The federal Food and Drug Administration issued a warning Thursday night that early data suggests Abbott Laboratories’ rapid coronavirus test, touted by the Trump administration as a game changer, may return inaccurate and false negative results — findings the Chicago-area firm vehemently denied.
The Abbott ID NOW test — which can provide results in minutes — is used by the White House to quickly test anyone who comes into proximity of President Donald Trump. Trump has lavished attention on the Abbott ID NOW test and featured it at a White House event three days after the FDA fast-tracked its approval by granting an emergency use authorization on March 27.
In just a few weeks time, Abbott has shipped 1.8 million of the ID NOW tests, which is used at several Chicago-area testing sites.
The FDA warning came a day after a New York University preliminary study raised questions about its accuracy. The study was not subject to peer review, a process that checks on the procedures used for a study as well as its findings.
“We are still evaluating the information about inaccurate results and are in direct communications with Abbott about this important issue,” Dr.

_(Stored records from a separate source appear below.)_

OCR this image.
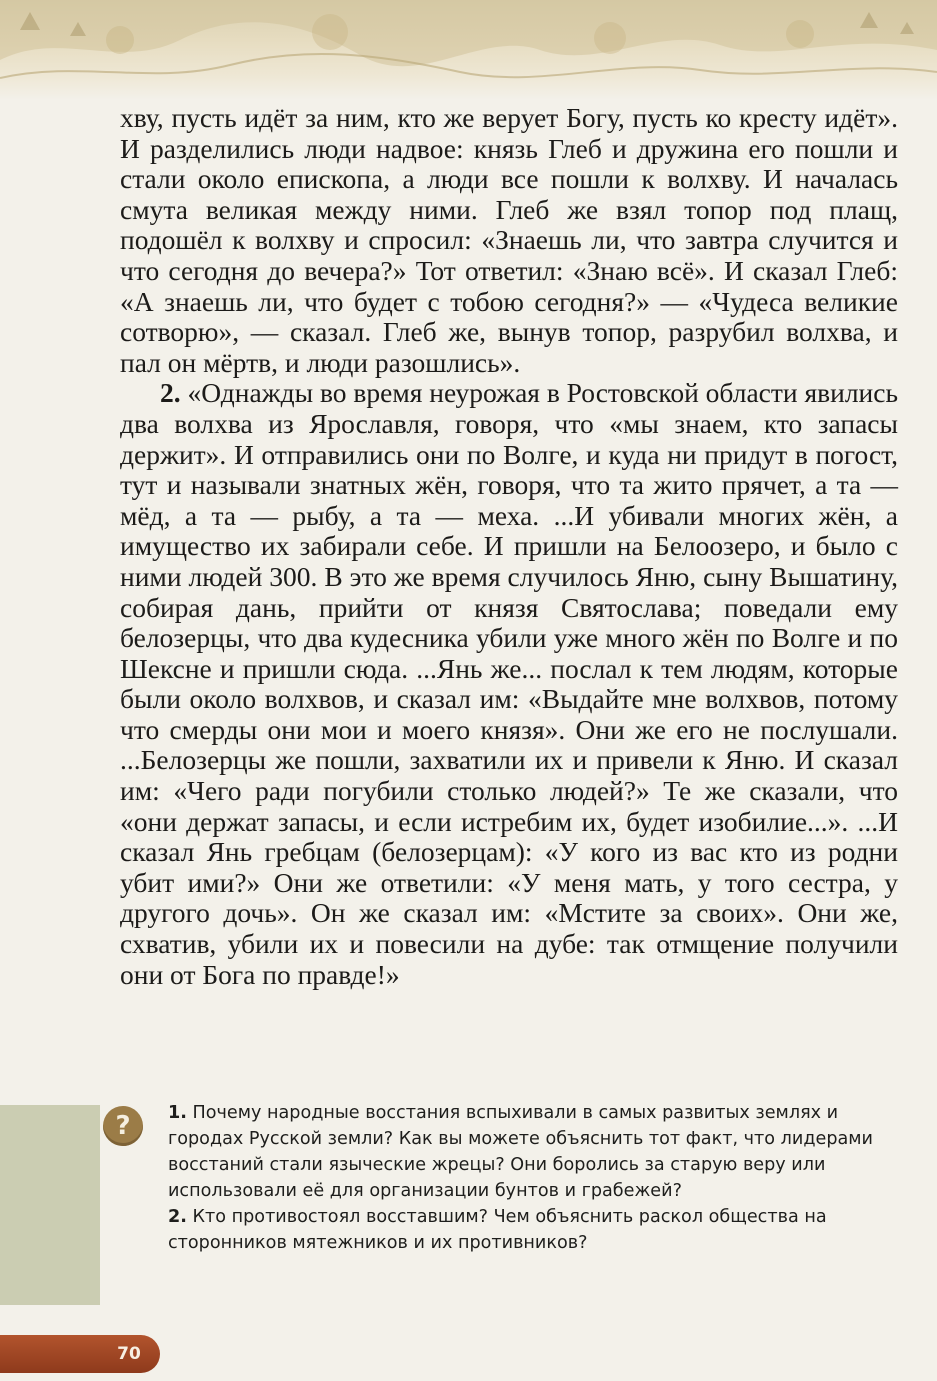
хву, пусть идёт за ним, кто же верует Богу, пусть ко кресту идёт». И разделились люди надвое: князь Глеб и дружина его пошли и стали около епископа, а люди все пошли к волхву. И началась смута великая между ними. Глеб же взял топор под плащ, подошёл к волхву и спросил: «Знаешь ли, что завтра случится и что сегодня до вечера?» Тот ответил: «Знаю всё». И сказал Глеб: «А знаешь ли, что будет с тобою сегодня?» — «Чудеса великие сотворю», — сказал. Глеб же, вынув топор, разрубил волхва, и пал он мёртв, и люди разошлись».

2. «Однажды во время неурожая в Ростовской области явились два волхва из Ярославля, говоря, что «мы знаем, кто запасы держит». И отправились они по Волге, и куда ни придут в погост, тут и называли знатных жён, говоря, что та жито прячет, а та — мёд, а та — рыбу, а та — меха. ...И убивали многих жён, а имущество их забирали себе. И пришли на Белоозеро, и было с ними людей 300. В это же время случилось Яню, сыну Вышатину, собирая дань, прийти от князя Святослава; поведали ему белозерцы, что два кудесника убили уже много жён по Волге и по Шексне и пришли сюда. ...Янь же... послал к тем людям, которые были около волхвов, и сказал им: «Выдайте мне волхвов, потому что смерды они мои и моего князя». Они же его не послушали. ...Белозерцы же пошли, захватили их и привели к Яню. И сказал им: «Чего ради погубили столько людей?» Те же сказали, что «они держат запасы, и если истребим их, будет изобилие...». ...И сказал Янь гребцам (белозерцам): «У кого из вас кто из родни убит ими?» Они же ответили: «У меня мать, у того сестра, у другого дочь». Он же сказал им: «Мстите за своих». Они же, схватив, убили их и повесили на дубе: так отмщение получили они от Бога по правде!»

?	1. Почему народные восстания вспыхивали в самых развитых землях и городах Русской земли? Как вы можете объяснить тот факт, что лидерами восстаний стали языческие жрецы? Они боролись за старую веру или использовали её для организации бунтов и грабежей?

2. Кто противостоял восставшим? Чем объяснить раскол общества на сторонников мятежников и их противников?

70
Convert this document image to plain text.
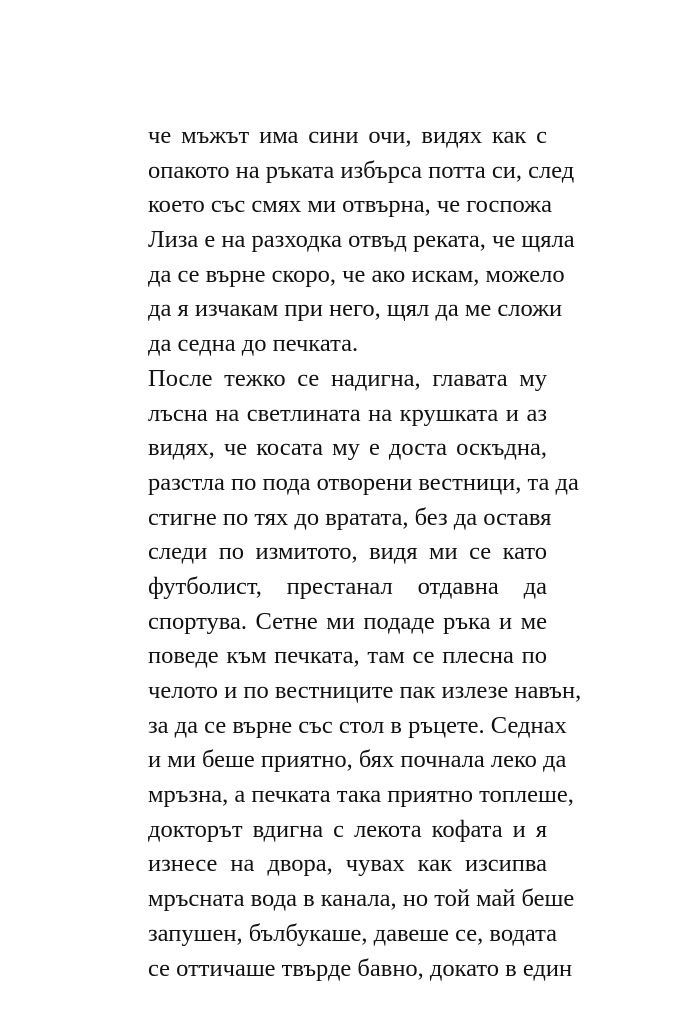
че мъжът има сини очи, видях как с
опакото на ръката избърса потта си, след
което със смях ми отвърна, че госпожа
Лиза е на разходка отвъд реката, че щяла
да се върне скоро, че ако искам, можело
да я изчакам при него, щял да ме сложи
да седна до печката.
После тежко се надигна, главата му
лъсна на светлината на крушката и аз
видях, че косата му е доста оскъдна,
разстла по пода отворени вестници, та да
стигне по тях до вратата, без да оставя
следи по измитото, видя ми се като
футболист, престанал отдавна да
спортува. Сетне ми подаде ръка и ме
поведе към печката, там се плесна по
челото и по вестниците пак излезе навън,
за да се върне със стол в ръцете. Седнах
и ми беше приятно, бях почнала леко да
мръзна, а печката така приятно топлеше,
докторът вдигна с лекота кофата и я
изнесе на двора, чувах как изсипва
мръсната вода в канала, но той май беше
запушен, бълбукаше, давеше се, водата
се оттичаше твърде бавно, докато в един
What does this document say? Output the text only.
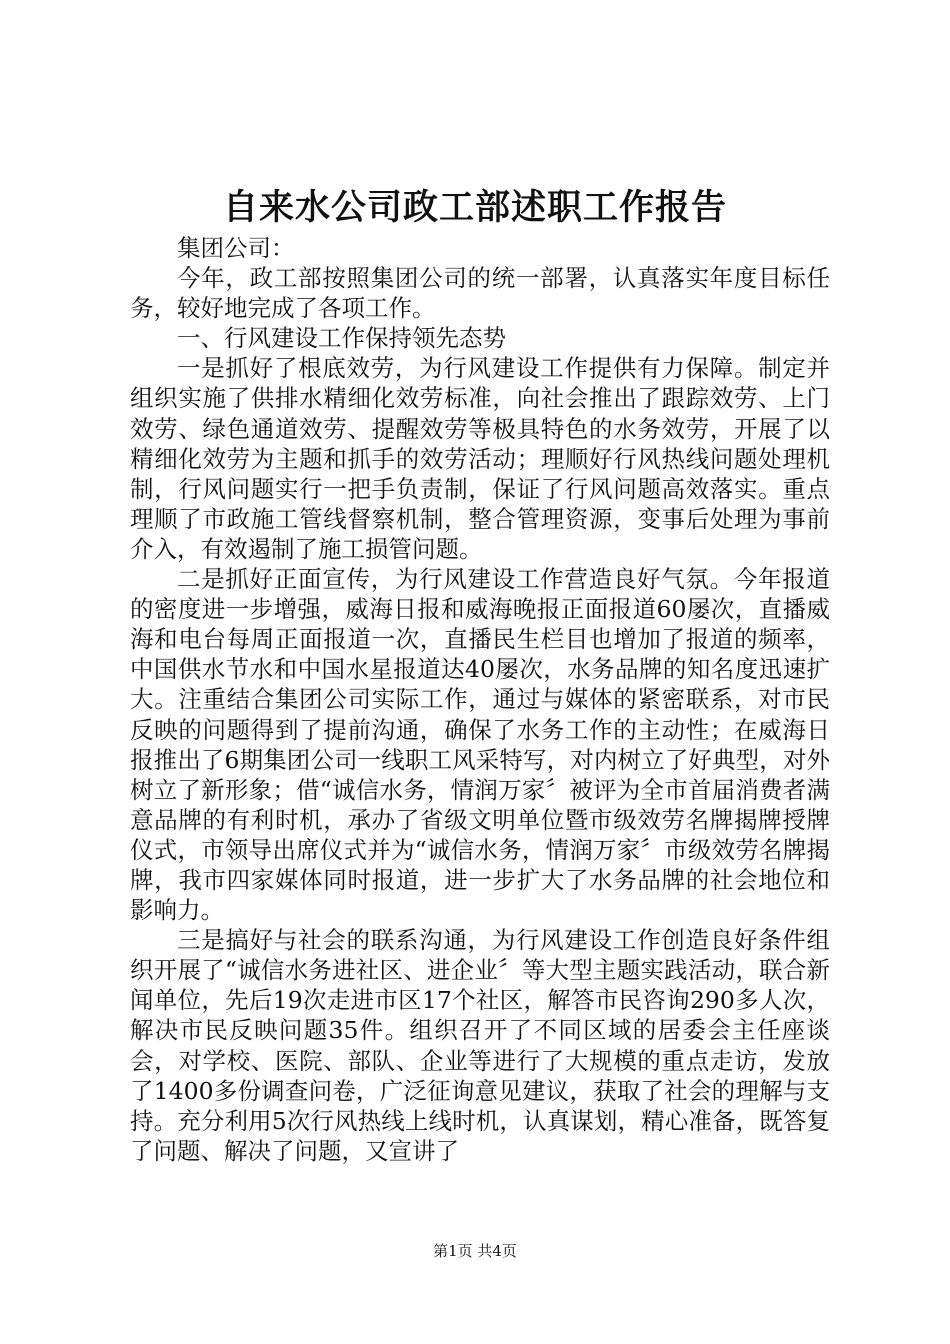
自来水公司政工部述职工作报告

集团公司：

今年，政工部按照集团公司的统一部署，认真落实年度目标任务，较好地完成了各项工作。

一、行风建设工作保持领先态势

一是抓好了根底效劳，为行风建设工作提供有力保障。制定并组织实施了供排水精细化效劳标准，向社会推出了跟踪效劳、上门效劳、绿色通道效劳、提醒效劳等极具特色的水务效劳，开展了以精细化效劳为主题和抓手的效劳活动；理顺好行风热线问题处理机制，行风问题实行一把手负责制，保证了行风问题高效落实。重点理顺了市政施工管线督察机制，整合管理资源，变事后处理为事前介入，有效遏制了施工损管问题。

二是抓好正面宣传，为行风建设工作营造良好气氛。今年报道的密度进一步增强，威海日报和威海晚报正面报道60屡次，直播威海和电台每周正面报道一次，直播民生栏目也增加了报道的频率，中国供水节水和中国水星报道达40屡次，水务品牌的知名度迅速扩大。注重结合集团公司实际工作，通过与媒体的紧密联系，对市民反映的问题得到了提前沟通，确保了水务工作的主动性；在威海日报推出了6期集团公司一线职工风采特写，对内树立了好典型，对外树立了新形象；借“诚信水务，情润万家〞被评为全市首届消费者满意品牌的有利时机，承办了省级文明单位暨市级效劳名牌揭牌授牌仪式，市领导出席仪式并为“诚信水务，情润万家〞市级效劳名牌揭牌，我市四家媒体同时报道，进一步扩大了水务品牌的社会地位和影响力。

三是搞好与社会的联系沟通，为行风建设工作创造良好条件组织开展了“诚信水务进社区、进企业〞等大型主题实践活动，联合新闻单位，先后19次走进市区17个社区，解答市民咨询290多人次，解决市民反映问题35件。组织召开了不同区域的居委会主任座谈会，对学校、医院、部队、企业等进行了大规模的重点走访，发放了1400多份调查问卷，广泛征询意见建议，获取了社会的理解与支持。充分利用5次行风热线上线时机，认真谋划，精心准备，既答复了问题、解决了问题，又宣讲了

第1页 共4页
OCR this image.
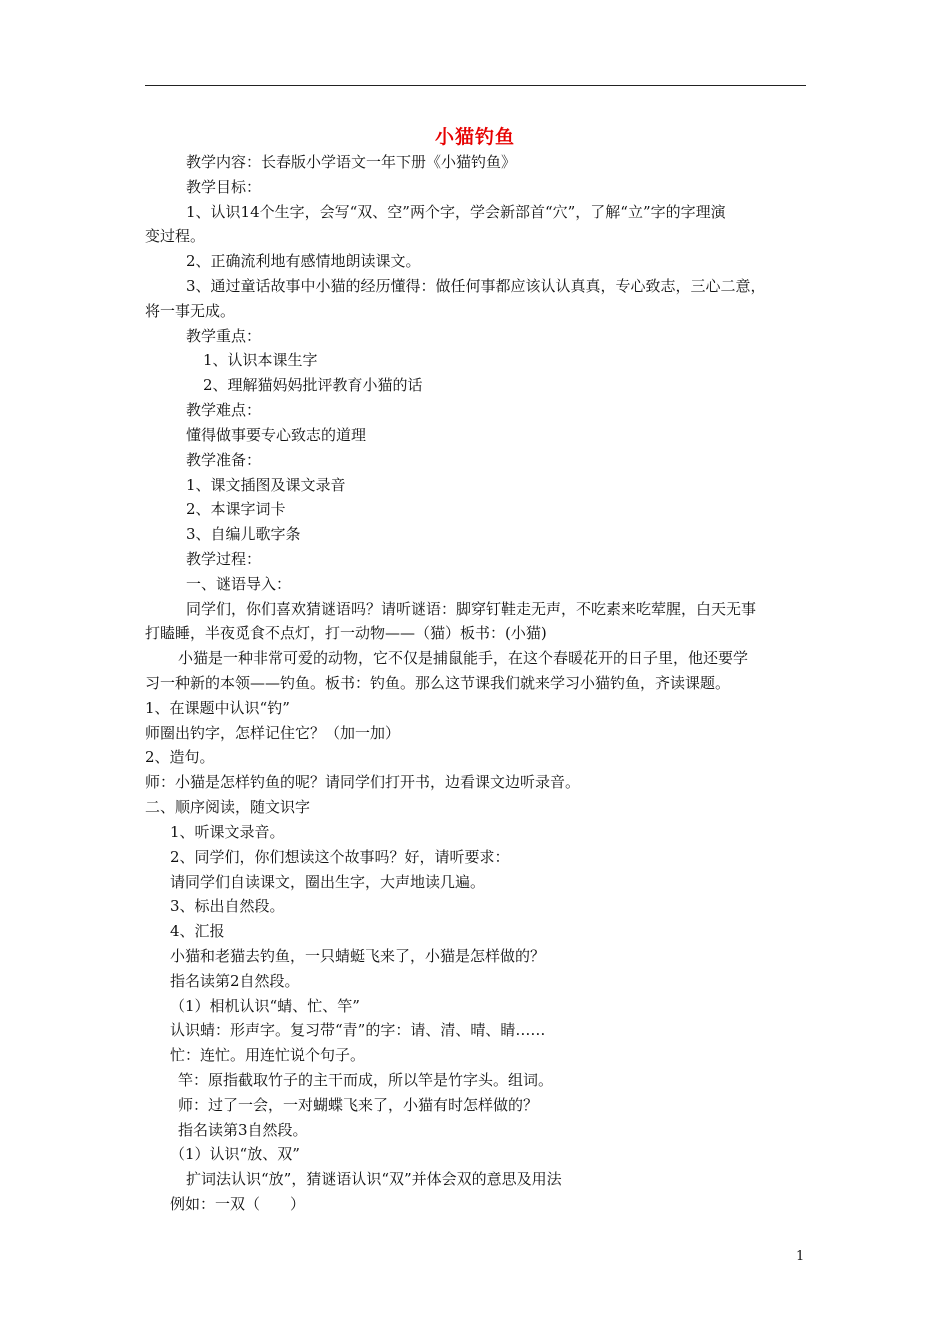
小猫钓鱼
教学内容：长春版小学语文一年下册《小猫钓鱼》
教学目标：
1、认识14个生字，会写“双、空”两个字，学会新部首“穴”，了解“立”字的字理演
变过程。
2、正确流利地有感情地朗读课文。
3、通过童话故事中小猫的经历懂得：做任何事都应该认认真真，专心致志，三心二意，
将一事无成。
教学重点：
1、认识本课生字
2、理解猫妈妈批评教育小猫的话
教学难点：
懂得做事要专心致志的道理
教学准备：
1、课文插图及课文录音
2、本课字词卡
3、自编儿歌字条
教学过程：
一、谜语导入：
同学们，你们喜欢猜谜语吗？请听谜语：脚穿钉鞋走无声，不吃素来吃荤腥，白天无事
打瞌睡，半夜觅食不点灯，打一动物——（猫）板书：(小猫)
小猫是一种非常可爱的动物，它不仅是捕鼠能手，在这个春暖花开的日子里，他还要学
习一种新的本领——钓鱼。板书：钓鱼。那么这节课我们就来学习小猫钓鱼，齐读课题。
1、在课题中认识“钓”
师圈出钓字，怎样记住它？（加一加）
2、造句。
师：小猫是怎样钓鱼的呢？请同学们打开书，边看课文边听录音。
二、顺序阅读，随文识字
1、听课文录音。
2、同学们，你们想读这个故事吗？好，请听要求：
请同学们自读课文，圈出生字，大声地读几遍。
3、标出自然段。
4、汇报
小猫和老猫去钓鱼，一只蜻蜓飞来了，小猫是怎样做的？
指名读第2自然段。
（1）相机认识“蜻、忙、竿”
认识蜻：形声字。复习带“青”的字：请、清、晴、睛……
忙：连忙。用连忙说个句子。
竿：原指截取竹子的主干而成，所以竿是竹字头。组词。
师：过了一会，一对蝴蝶飞来了，小猫有时怎样做的？
指名读第3自然段。
（1）认识“放、双”
扩词法认识“放”，猜谜语认识“双”并体会双的意思及用法
例如：一双（　　）
1
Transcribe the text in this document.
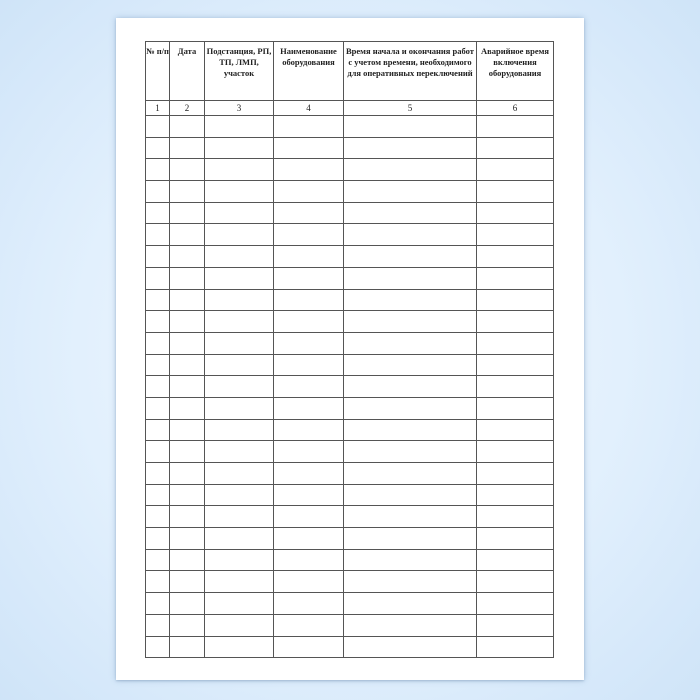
№ п/п	Дата	Подстанция, РП, ТП, ЛМП, участок	Наименование оборудования	Время начала и окончания работ с учетом времени, необходимого для оперативных переключений	Аварийное время включения оборудования
1	2	3	4	5	6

Tim Stenzel, director of the Office of In Vitro Diagnostics and Radiological Health in the FDA’s Center for Devices and Radiological Health, said in a statement.
“We will continue to study the data available and are working with the company to create additional mechanisms for studying the test. This test can still be used and can correctly identify many positive cases in minutes. Negative results may need to be confirmed with a high-sensitivity authorized molecular test.”
Abbott: Study flawed
Abbott, headquartered in Lake County near North Chicago, said the NYU study is flawed.
“We’re seeing studies being conducted to understand the role of ID NOW in ways that it was not designed to be used,” the company said in a statement. “In particular, the NYU study results are not consistent with other studies. While we’ve seen a few studies with sensitivity performance percentages in the 80s, we’ve also seen other studies with sensitivity at or above 90%, and one as high as 94%.
“While we understand no test is perfect, test outcomes depend on a number of factors including patient selection, specimen type, collection, handling, storage, transport and conformity to the way the test was designed to be run. ID NOW is intended to be used near the patient with a direct swab test method,” Abbott said.
That test compared findings between two systems: the Abbott ID NOW and the Cepheid Xpert Xpress. The samples were obtained from 101 patients with COVID-19 symptoms seeking treatment at New York University’s Langone Tisch Hospital.
In using one kind of nasal swab and liquid to store the sample, the “Abbot ID NOW COVID-19 missed a third of the samples detected positive by Cepheid Xpert Xpress” with the rate going to 48% using a different type of nasal swab, the study found.
Though the FDA acknowledged it was aware of some studies that have raised concern over the accuracy of Abbott’s device, the agency said in the statement it “is investigating whether it could be due to the types of swabs used or the type of viral transport media.”
Rapid testing is seen as key to easing stay-at-home orders and Abbott’s ID NOW was one of the first on the market.
Some inaccurate negative results
The Abbott ID NOW system also has the advantage that the machine used to analyze samples is about the size of a toaster and can be used anywhere.
Abbott and the FDA are currently working to analyze the information that has been gathered and to alert users that any negative results that aren’t consistent with a patient’s symptoms or signs should be confirmed with another test.
The FDA is now reviewing 15 “adverse reports” about the device which “suggest some users are receiving inaccurate negative results.” Abbott has also agreed to conduct post-market studies of the device that will include at least 150 COVID-19 patients in various clinical settings.
The FDA granted Abbott emergency use authorization — known as EUA — for the test on March 27. Abbott said in a release when the ID NOW went on the market, the “ID NOW COVID-19 rapid point-of-care test can provide test results in 13 minutes or less. Early detection can accelerate care, reduce viral spread and help people get on the road to recovery sooner.”
Physician here had doubts
At least one local physician has been hesitant to use the scrutinized Abbott test even before the new study.
When Dr. Rahul Khare started offering coronavirus testing at his clinic in Lincoln Park, he opted to use polymerase chain reaction tests that he sends to an outside lab for processing. Though it takes about three days to get results back, Khare didn’t even consider using the speedier Abbott test
“I’m very particular about the tests I use and I know the technology of that test because it’s the same technology that I’ve used for Abbott rapid flu and strep [tests]. And I just know they’re not very good for a variety of reasons,” said Khare, founder of Innovative Express Care.
“It’s a very specific thing that happens: When you use a DNA amplifier, the problem is if you don’t get an adequate amount of the specimen, it makes it invalid. And on top of that, I know that that’s just not as best of a technology as PCR.”